W3_A1_Input Layer_mismatched

When we load the dataset using load_planar_dataset(), it returns a tuple (X, Y), where X is a numpy array of shape (2, 400) and Y is a numpy array of shape (1, 400). This means that we have 400 examples in the dataset, and each example is represented as a vector of 2 features (the x and y coordinates of the input) and 1 output label.

Therefore, when we compute n_x, we need to use X.shape[0], which gives us the number of features in the input, i.e., the size of the first dimension of X. In this case, X.shape[0] is equal to 2, which is why n_x should also be equal to 2.

Similarly, when we compute n_y, we need to use Y.shape[0], which gives us the number of output labels, i.e., the size of the first dimension of Y. In this case, Y.shape[0] is equal to 1, which is why n_y should also be equal to 1. However, when using : n_x = X.shape[0]
n_h = 4
n_y = Y.shape[0] , it returns:
The size of the input layer is: n_x = 5
The size of the hidden layer is: n_h = 4
The size of the output layer is: n_y = 2
n_h is understandable.

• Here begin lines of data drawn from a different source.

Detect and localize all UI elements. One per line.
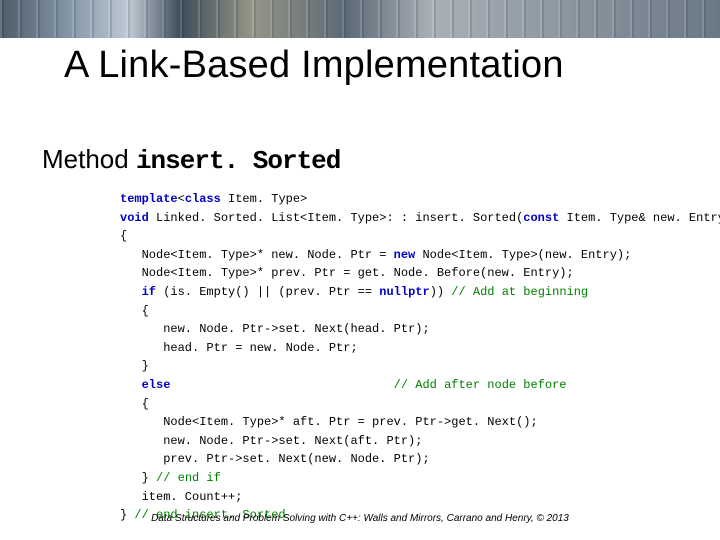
code-line: { — [120, 302, 660, 321]
slide: A Link-Based Implementation Method inser… — [0, 0, 720, 540]
code-text: Item. Type& new. Entry) — [559, 211, 720, 225]
kw-else: else — [142, 378, 171, 392]
code-text: Node<Item. Type>* new. Node. Ptr = — [120, 248, 394, 262]
code-text — [170, 378, 393, 392]
code-text — [120, 378, 142, 392]
code-line: head. Ptr = new. Node. Ptr; — [120, 339, 660, 358]
comment: // Add at beginning — [451, 285, 588, 299]
code-text: Linked. Sorted. List<Item. Type>: : inse… — [149, 211, 523, 225]
kw-template: template — [120, 192, 178, 206]
code-line: new. Node. Ptr->set. Next(head. Ptr); — [120, 320, 660, 339]
code-line: item. Count++; — [120, 488, 660, 507]
comment: // end if — [156, 471, 221, 485]
code-line: } — [120, 357, 660, 376]
code-line: Node<Item. Type>* prev. Ptr = get. Node.… — [120, 264, 660, 283]
kw-const: const — [523, 211, 559, 225]
decorative-header-stripe — [0, 0, 720, 38]
slide-subtitle: Method insert. Sorted — [42, 144, 340, 176]
kw-nullptr: nullptr — [379, 285, 429, 299]
code-text: (is. Empty() || (prev. Ptr == — [156, 285, 379, 299]
code-line: Node<Item. Type>* aft. Ptr = prev. Ptr->… — [120, 413, 660, 432]
code-block: template<class Item. Type> void Linked. … — [120, 186, 660, 535]
kw-void: void — [120, 211, 149, 225]
kw-new: new — [394, 248, 416, 262]
code-line: { — [120, 395, 660, 414]
code-text — [120, 285, 142, 299]
code-text: } — [120, 471, 156, 485]
code-line: prev. Ptr->set. Next(new. Node. Ptr); — [120, 450, 660, 469]
code-line: template<class Item. Type> — [120, 190, 660, 209]
code-line: if (is. Empty() || (prev. Ptr == nullptr… — [120, 283, 660, 302]
code-line: else // Add after node before — [120, 376, 660, 395]
code-line: { — [120, 227, 660, 246]
code-line: Node<Item. Type>* new. Node. Ptr = new N… — [120, 246, 660, 265]
subtitle-prefix: Method — [42, 144, 136, 174]
slide-title: A Link-Based Implementation — [64, 44, 690, 87]
kw-class: class — [185, 192, 221, 206]
code-text: < — [178, 192, 185, 206]
footer-citation: Data Structures and Problem Solving with… — [0, 513, 720, 524]
code-text: )) — [430, 285, 452, 299]
code-line: void Linked. Sorted. List<Item. Type>: :… — [120, 209, 660, 228]
subtitle-code: insert. Sorted — [136, 146, 340, 176]
kw-if: if — [142, 285, 156, 299]
code-text: Node<Item. Type>(new. Entry); — [415, 248, 631, 262]
code-line: new. Node. Ptr->set. Next(aft. Ptr); — [120, 432, 660, 451]
code-text: Item. Type> — [221, 192, 315, 206]
code-line: } // end if — [120, 469, 660, 488]
comment: // Add after node before — [394, 378, 567, 392]
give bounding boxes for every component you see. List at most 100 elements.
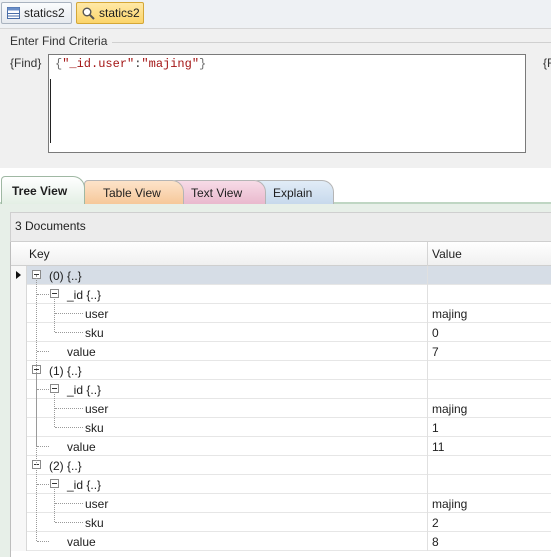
row-value: 1: [432, 421, 439, 435]
table-row[interactable]: sku 1: [11, 418, 551, 437]
tab-text-view[interactable]: Text View: [172, 180, 266, 204]
cell-divider: [427, 266, 428, 285]
tab-explain[interactable]: Explain: [254, 180, 334, 204]
tree-grid[interactable]: Key Value (0) {..} _id {..} user majing sku 0…: [10, 242, 551, 557]
tree-connector-line: [54, 299, 55, 332]
find-label: {Find}: [10, 56, 42, 70]
table-row[interactable]: value 11: [11, 437, 551, 456]
tab-table-view[interactable]: Table View: [84, 180, 184, 204]
table-row[interactable]: user majing: [11, 494, 551, 513]
document-tab-statics2-table[interactable]: statics2: [1, 2, 72, 24]
cell-divider: [427, 342, 428, 361]
table-row[interactable]: _id {..}: [11, 380, 551, 399]
row-key: sku: [85, 516, 104, 530]
find-label-right: {F: [543, 56, 551, 70]
row-header[interactable]: [11, 456, 27, 475]
row-key: _id {..}: [67, 288, 102, 302]
row-value: majing: [432, 402, 468, 416]
tree-connector-line: [55, 408, 83, 409]
row-value: 7: [432, 345, 439, 359]
search-icon: [82, 7, 95, 20]
collapse-toggle-icon[interactable]: [50, 289, 59, 298]
row-key: user: [85, 307, 109, 321]
document-tab-bar: statics2 statics2: [0, 0, 551, 28]
query-key: "_id.user": [62, 57, 135, 71]
table-row[interactable]: sku 2: [11, 513, 551, 532]
table-row[interactable]: sku 0: [11, 323, 551, 342]
row-header[interactable]: [11, 532, 27, 551]
document-tab-label: statics2: [99, 6, 140, 20]
row-key: (0) {..}: [49, 269, 82, 283]
text-cursor: [50, 79, 51, 143]
table-row[interactable]: (1) {..}: [11, 361, 551, 380]
table-row[interactable]: _id {..}: [11, 475, 551, 494]
table-row[interactable]: user majing: [11, 399, 551, 418]
document-tab-statics2-find[interactable]: statics2: [76, 2, 144, 24]
cell-divider: [427, 456, 428, 475]
criteria-title: Enter Find Criteria: [10, 34, 108, 48]
results-panel: 3 Documents Key Value (0) {..} _id {..} us…: [0, 204, 551, 557]
cell-divider: [427, 513, 428, 532]
find-criteria-panel: Enter Find Criteria {Find} {F {"_id.user…: [0, 28, 551, 168]
row-header[interactable]: [11, 323, 27, 342]
column-divider[interactable]: [427, 242, 428, 266]
row-header[interactable]: [11, 285, 27, 304]
row-value: majing: [432, 307, 468, 321]
row-key: _id {..}: [67, 383, 102, 397]
table-row[interactable]: (2) {..}: [11, 456, 551, 475]
cell-divider: [427, 304, 428, 323]
document-count: 3 Documents: [10, 212, 551, 242]
row-key: sku: [85, 421, 104, 435]
tree-connector-line: [55, 332, 83, 333]
row-header[interactable]: [11, 475, 27, 494]
tree-connector-line: [36, 470, 37, 541]
collapse-toggle-icon[interactable]: [50, 479, 59, 488]
row-key: user: [85, 497, 109, 511]
cell-divider: [427, 437, 428, 456]
row-value: 0: [432, 326, 439, 340]
table-row[interactable]: user majing: [11, 304, 551, 323]
row-header[interactable]: [11, 266, 27, 285]
row-header[interactable]: [11, 304, 27, 323]
row-key: value: [67, 345, 96, 359]
row-key: (2) {..}: [49, 459, 82, 473]
result-view-tabs: Explain Text View Table View Tree View: [0, 170, 551, 204]
row-value: 2: [432, 516, 439, 530]
row-key: user: [85, 402, 109, 416]
row-header[interactable]: [11, 513, 27, 532]
tree-connector-line: [37, 541, 49, 542]
row-value: 11: [432, 440, 445, 454]
cell-divider: [427, 475, 428, 494]
row-header[interactable]: [11, 361, 27, 380]
row-key: sku: [85, 326, 104, 340]
tree-connector-line: [37, 294, 49, 295]
query-value: "majing": [141, 57, 200, 71]
collapse-toggle-icon[interactable]: [50, 384, 59, 393]
row-value: majing: [432, 497, 468, 511]
table-row[interactable]: value 7: [11, 342, 551, 361]
row-key: value: [67, 535, 96, 549]
row-header[interactable]: [11, 380, 27, 399]
row-header[interactable]: [11, 342, 27, 361]
column-header-value[interactable]: Value: [432, 247, 462, 261]
row-value: 8: [432, 535, 439, 549]
find-query-editor[interactable]: {"_id.user":"majing"}: [48, 54, 526, 153]
cell-divider: [427, 532, 428, 551]
row-header[interactable]: [11, 399, 27, 418]
table-row[interactable]: (0) {..}: [11, 266, 551, 285]
table-row[interactable]: value 8: [11, 532, 551, 551]
query-close-brace: }: [199, 57, 207, 71]
column-header-key[interactable]: Key: [29, 247, 50, 261]
tree-connector-line: [55, 313, 83, 314]
tab-tree-view[interactable]: Tree View: [1, 176, 85, 204]
cell-divider: [427, 380, 428, 399]
row-header[interactable]: [11, 437, 27, 456]
cell-divider: [427, 494, 428, 513]
current-row-arrow-icon: [16, 271, 21, 279]
tree-connector-line: [37, 484, 49, 485]
tree-connector-line: [54, 394, 55, 427]
row-header[interactable]: [11, 494, 27, 513]
tree-connector-line: [37, 389, 49, 390]
row-header[interactable]: [11, 418, 27, 437]
table-row[interactable]: _id {..}: [11, 285, 551, 304]
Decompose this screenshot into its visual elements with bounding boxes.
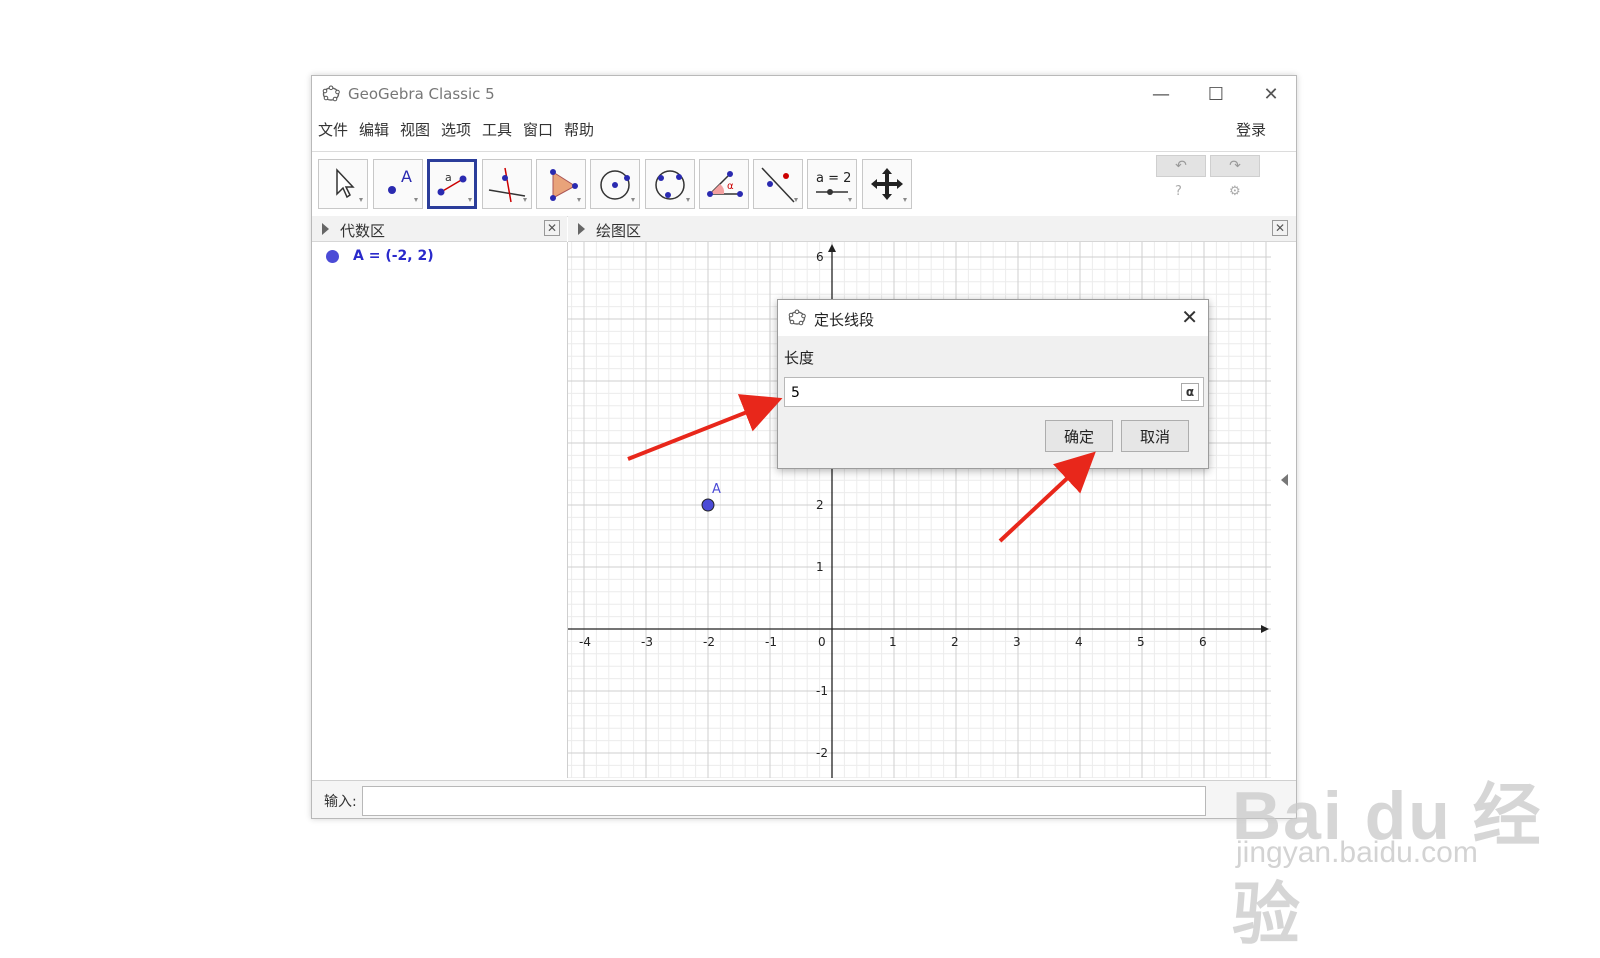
cancel-button[interactable]: 取消 — [1121, 420, 1189, 452]
menu-view[interactable]: 视图 — [400, 119, 430, 140]
y-tick-label: 6 — [816, 250, 824, 264]
graphics-close-button[interactable]: ✕ — [1272, 220, 1288, 236]
menu-bar: 文件 编辑 视图 选项 工具 窗口 帮助 登录 — [312, 116, 1296, 142]
fixed-length-dialog: 定长线段 ✕ 长度 α 确定 取消 — [777, 299, 1209, 469]
x-tick-label: -1 — [765, 635, 777, 649]
point-tool[interactable]: A — [373, 159, 423, 209]
move-graphics-icon — [871, 168, 907, 202]
geogebra-logo-icon — [322, 85, 340, 102]
graphics-header: 绘图区 ✕ — [568, 216, 1296, 242]
slider-icon: a = 2 — [816, 171, 852, 202]
x-axis-arrow — [1261, 625, 1269, 633]
point-a-label: A — [712, 482, 721, 497]
input-field[interactable] — [362, 786, 1206, 816]
conic-tool[interactable] — [645, 159, 695, 209]
maximize-button[interactable]: ☐ — [1189, 76, 1243, 112]
circle-tool[interactable] — [590, 159, 640, 209]
angle-tool[interactable]: α — [699, 159, 749, 209]
x-tick-label: -4 — [579, 635, 591, 649]
geogebra-logo-icon — [788, 309, 806, 326]
algebra-view: A = (-2, 2) — [312, 242, 568, 778]
length-input[interactable] — [789, 381, 1173, 405]
help-icon[interactable]: ? — [1175, 184, 1182, 199]
expand-sidebar-icon[interactable] — [1281, 474, 1288, 486]
segment-fixed-length-tool[interactable]: a — [427, 159, 477, 209]
visibility-toggle-icon[interactable] — [326, 249, 339, 263]
dialog-close-button[interactable]: ✕ — [1181, 305, 1198, 329]
x-tick-label: 4 — [1075, 635, 1083, 649]
dialog-title: 定长线段 — [814, 311, 875, 329]
toolbar: A a α a = 2 ↶ ↷ ? ⚙ — [312, 151, 1296, 217]
collapse-triangle-icon[interactable] — [322, 223, 329, 235]
menu-tools[interactable]: 工具 — [482, 119, 512, 140]
alpha-symbol-button[interactable]: α — [1181, 383, 1199, 401]
ok-button[interactable]: 确定 — [1045, 420, 1113, 452]
close-button[interactable]: ✕ — [1244, 76, 1296, 112]
svg-text:α: α — [727, 181, 734, 192]
undo-button[interactable]: ↶ — [1156, 155, 1206, 177]
polygon-icon — [550, 169, 581, 202]
perpendicular-line-tool[interactable] — [482, 159, 532, 209]
point-icon: A — [388, 167, 418, 202]
menu-file[interactable]: 文件 — [318, 119, 348, 140]
algebra-item-text[interactable]: A = (-2, 2) — [353, 248, 434, 264]
baidu-watermark-url: jingyan.baidu.com — [1236, 836, 1478, 869]
x-tick-label: -3 — [641, 635, 653, 649]
x-tick-label: 5 — [1137, 635, 1145, 649]
minimize-button[interactable]: — — [1134, 76, 1188, 112]
segment-icon: a — [437, 171, 472, 202]
input-bar: 输入: — [312, 780, 1296, 818]
circle-icon — [600, 170, 635, 202]
reflect-line-icon — [761, 167, 798, 203]
input-label: 输入: — [324, 794, 357, 810]
algebra-header: 代数区 ✕ — [312, 216, 567, 242]
svg-text:A: A — [401, 167, 412, 186]
dialog-title-bar[interactable]: 定长线段 ✕ — [778, 300, 1208, 336]
slider-icon-text: a = 2 — [816, 171, 851, 186]
cursor-arrow-icon — [336, 168, 363, 202]
x-tick-label: 3 — [1013, 635, 1021, 649]
collapse-triangle-icon[interactable] — [578, 223, 585, 235]
login-link[interactable]: 登录 — [1236, 119, 1266, 140]
settings-icon[interactable]: ⚙ — [1229, 184, 1241, 199]
graphics-title: 绘图区 — [596, 222, 642, 240]
title-bar[interactable]: GeoGebra Classic 5 — ☐ ✕ — [312, 76, 1296, 112]
x-tick-label: 2 — [951, 635, 959, 649]
polygon-tool[interactable] — [536, 159, 586, 209]
move-graphics-tool[interactable] — [862, 159, 912, 209]
algebra-close-button[interactable]: ✕ — [544, 220, 560, 236]
y-axis-arrow — [828, 244, 836, 252]
slider-tool[interactable]: a = 2 — [807, 159, 857, 209]
y-tick-label: 1 — [816, 560, 824, 574]
svg-text:a: a — [445, 171, 452, 184]
circle-three-points-icon — [655, 170, 690, 202]
y-tick-label: -2 — [816, 746, 828, 760]
algebra-title: 代数区 — [340, 222, 386, 240]
length-label: 长度 — [784, 349, 815, 367]
y-tick-label: -1 — [816, 684, 828, 698]
angle-icon: α — [707, 171, 743, 197]
length-field[interactable]: α — [784, 377, 1204, 407]
algebra-item[interactable]: A = (-2, 2) — [326, 248, 434, 264]
menu-edit[interactable]: 编辑 — [359, 119, 389, 140]
perpendicular-icon — [488, 167, 527, 203]
menu-options[interactable]: 选项 — [441, 119, 471, 140]
redo-button[interactable]: ↷ — [1210, 155, 1260, 177]
menu-window[interactable]: 窗口 — [523, 119, 553, 140]
move-tool[interactable] — [318, 159, 368, 209]
reflect-tool[interactable] — [753, 159, 803, 209]
y-tick-label: 2 — [816, 498, 824, 512]
window-title: GeoGebra Classic 5 — [348, 85, 495, 103]
x-tick-label: -2 — [703, 635, 715, 649]
point-a — [701, 498, 715, 512]
x-tick-label: 1 — [889, 635, 897, 649]
menu-help[interactable]: 帮助 — [564, 119, 594, 140]
x-tick-label: 6 — [1199, 635, 1207, 649]
x-tick-label: 0 — [818, 635, 826, 649]
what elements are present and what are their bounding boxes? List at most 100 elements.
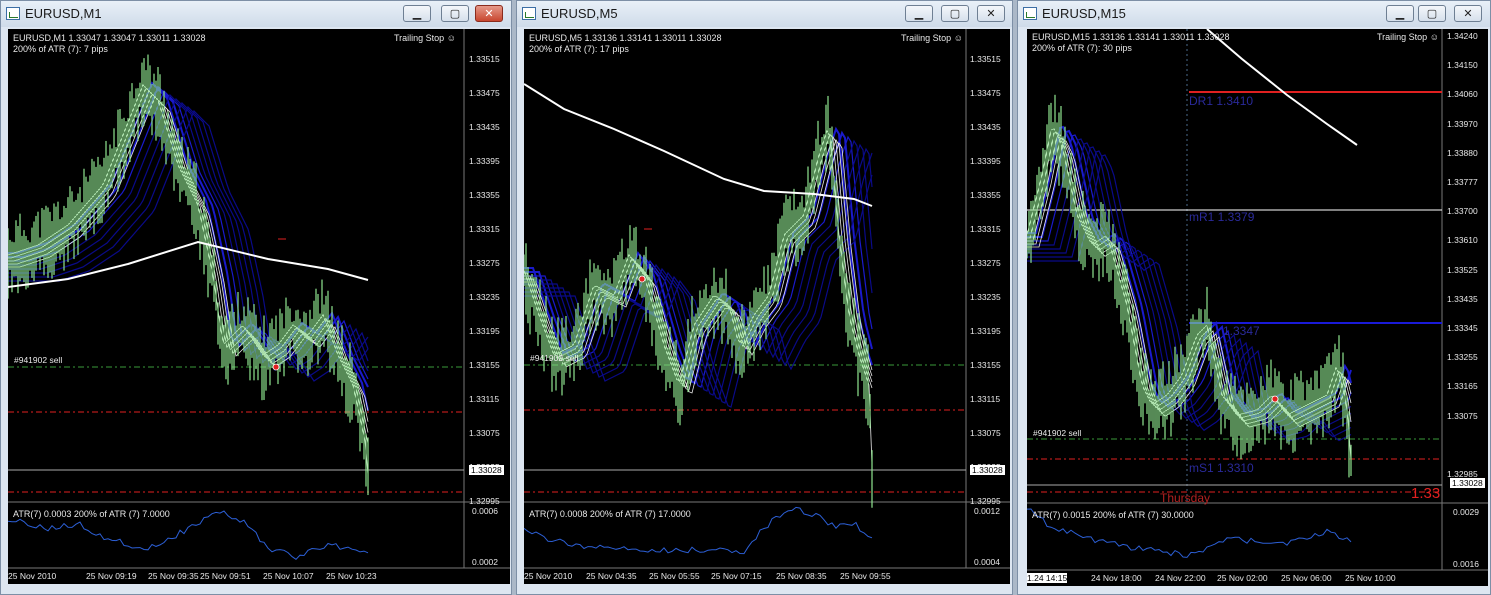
- price-axis-label: 1.33255: [1447, 352, 1478, 363]
- atr-axis-label: 0.0016: [1453, 559, 1479, 569]
- price-axis-label: 1.33345: [1447, 323, 1478, 333]
- price-axis-label: 1.34240: [1447, 31, 1478, 41]
- price-axis-label: 1.33155: [970, 360, 1001, 370]
- time-axis-label: 25 Nov 09:55: [840, 571, 891, 581]
- trade-marker: [1271, 395, 1279, 403]
- price-axis-label: 1.33355: [970, 190, 1001, 200]
- time-axis-label: 25 Nov 2010: [524, 571, 573, 581]
- time-axis-label: 25 Nov 10:23: [326, 571, 377, 581]
- price-axis-label: 1.33970: [1447, 118, 1478, 129]
- price-axis-label: 1.33435: [970, 122, 1001, 132]
- chart-window-icon: [522, 7, 536, 20]
- window-title: EURUSD,M5: [541, 6, 618, 21]
- close-button[interactable]: ✕: [1454, 5, 1482, 22]
- minimize-button[interactable]: ▁: [1386, 5, 1414, 22]
- price-axis-label: 1.33195: [469, 326, 500, 336]
- chart-window-m15[interactable]: EURUSD,M15 ▁ ▢ ✕ EURUSD,M15 1.33136 1.33…: [1017, 0, 1491, 595]
- chart-window-m1[interactable]: EURUSD,M1 ▁ ▢ ✕ EURUSD,M1 1.33047 1.3304…: [0, 0, 512, 595]
- close-button[interactable]: ✕: [475, 5, 503, 22]
- order-label: #941902 sell: [1033, 428, 1082, 438]
- symbol-info: EURUSD,M5 1.33136 1.33141 1.33011 1.3302…: [529, 33, 722, 43]
- price-axis-label: 1.33475: [469, 88, 500, 98]
- symbol-info: EURUSD,M15 1.33136 1.33141 1.33011 1.330…: [1032, 32, 1230, 42]
- time-axis-label: 25 Nov 09:51: [200, 571, 251, 581]
- price-axis-label: 1.32995: [469, 496, 500, 506]
- maximize-button[interactable]: ▢: [941, 5, 969, 22]
- price-axis-label: 1.33475: [970, 88, 1001, 98]
- pivot-label-ms1: mS1 1.3310: [1189, 461, 1254, 475]
- price-axis-label: 1.33435: [1447, 293, 1478, 304]
- price-axis-label: 1.33235: [970, 292, 1001, 302]
- price-axis-label: 1.33880: [1447, 147, 1478, 158]
- atr-axis-label: 0.0004: [974, 557, 1000, 567]
- price-axis-label: 1.34150: [1447, 60, 1478, 71]
- price-axis-label: 1.33075: [970, 428, 1001, 438]
- time-axis-label: 25 Nov 04:35: [586, 571, 637, 581]
- price-axis-label: 1.33525: [1447, 264, 1478, 275]
- price-axis-label: 1.33700: [1447, 206, 1478, 217]
- chart-canvas: [8, 29, 510, 569]
- price-axis-label: 1.33395: [970, 156, 1001, 166]
- atr-indicator-label: ATR(7) 0.0003 200% of ATR (7) 7.0000: [13, 509, 170, 519]
- minimize-button[interactable]: ▁: [905, 5, 933, 22]
- close-button[interactable]: ✕: [977, 5, 1005, 22]
- price-axis-label: 1.33435: [469, 122, 500, 132]
- time-axis-label: 25 Nov 07:15: [711, 571, 762, 581]
- time-axis-label: 25 Nov 06:00: [1281, 573, 1332, 583]
- current-price-tag: 1.33028: [970, 465, 1005, 475]
- trade-marker: [638, 275, 646, 283]
- price-chart-area[interactable]: EURUSD,M1 1.33047 1.33047 1.33011 1.3302…: [8, 29, 510, 584]
- title-bar[interactable]: EURUSD,M15 ▁ ▢ ✕: [1018, 1, 1490, 27]
- pivot-label-dr1: DR1 1.3410: [1189, 94, 1254, 108]
- pivot-label-mr1: mR1 1.3379: [1189, 210, 1255, 224]
- time-axis-label: 25 Nov 02:00: [1217, 573, 1268, 583]
- price-axis-label: 1.33195: [970, 326, 1001, 336]
- price-axis-label: 1.33610: [1447, 235, 1478, 246]
- time-axis-label: 25 Nov 09:35: [148, 571, 199, 581]
- title-bar[interactable]: EURUSD,M1 ▁ ▢ ✕: [1, 1, 511, 27]
- atr-info: 200% of ATR (7): 7 pips: [13, 44, 108, 54]
- window-title: EURUSD,M15: [1042, 6, 1126, 21]
- atr-axis-label: 0.0002: [472, 557, 498, 567]
- price-axis-label: 1.33515: [970, 54, 1001, 64]
- maximize-button[interactable]: ▢: [1418, 5, 1446, 22]
- time-axis-label: 25 Nov 2010: [8, 571, 57, 581]
- price-axis-label: 1.33395: [469, 156, 500, 166]
- trailing-stop-label: Trailing Stop ☺: [394, 33, 456, 43]
- price-axis-label: 1.34060: [1447, 89, 1478, 100]
- chart-window-icon: [1023, 7, 1037, 20]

But why n_x=5 and n_y=2 (while as I discussed earlier, I expect them to be n_x=2 and n_y=1).
any help?

Hello @Hamid_Reza_Hamedi! I hope you are doing well.

I agree with your intuition about the shape of X and Y. However, the output you mentioned is actually the shape of t_X and t_Y, as indicated in the attached figure. I hope this clears up any confusion you may have had.

If you have any further questions or concerns, please don’t hesitate to let me know.


thanks, @saifkhanengr for the response. I see your point now.But still it is a puzzle for me. As far as I know, and it comes from the neural network figure in this exercise, n_x=n[0]= number of features in input=2; n_y= number of output layer nodes=1. This is against n_x=5 and n_y=2.
Essentially I do not see any relationship between the size of layers and t_X and t_Y as the sizes come from
n_x = X.shape[0]
n_y = Y.shape[0]
would be thankful if you help clarify this for me.

The point is that we are supposed to be writing general code here. The layer_sizes function should work for any shape of the inputs, right? It should not be “hard-coded” to assume that all problems have 2 features. So they wrote a test case that makes sure you didn’t do any “hard-coding” by using different dimensions than those for the actual problem here.

This will be a continuing pattern throughout all these courses: it’s a mistake to hard-code anything unless there is literally no choice and they explicitly tell you to (as in the case of n_h here).

1 Like

Hello Hamid!

I think you are mixing the X and Y of the load_planar_dataset() and the X and Y of the layer_sizes(X, Y). Both are different.

The X, Y = load_planar_dataset() means that X and Y are our data with shape (2, 400) and (1, 400), respectively. We can use any notation for that, like X_train, Y_train (but to pass the assignment, you have to use X and Y).

The X and Y of layer_sizes(X, Y) is not the planar dataset, but the input to the layer_sizes function. Once we define that function, then it is not necessary to use the exact notation (like X and Y) to call this function. For example, we use layer_sizes(t_X, t_Y), here input to the function is t_X and t_Y which shape is different from X and Y of the planar dataset.

These are the basic concepts of Python. If you are not familiar with it, I highly recommend taking any Python course to get familiar with it. Note: You don’t need to become an expert in Python to complete the DLS, just become familiar.


1 Like

thanks, @saifkhanengr and @paulinpaloalto . Clear now, got the point. sorry for asking about such basic issues!

Hello Hamid,

No need to apologize for asking basic questions. We all start somewhere, and it’s important to have a strong foundation in the basics to build upon. I’m glad that your doubts are clear now, and if you have any more questions or concerns in the future, feel free to ask.


1 Like

Hello Saif!

I also struggled with this! Must say your answer here is fundamental, I suggest to give this same answer any other times as it is very clear.

I am more than familiar with Python but still struggled for a few minutes, it is comprehensible that one confounds the X matrix and Y vector with X and Y arguments to the function, as it is of unintuitive!

I don’t know whether this was built as so to try our understanding, if so, interesting proof.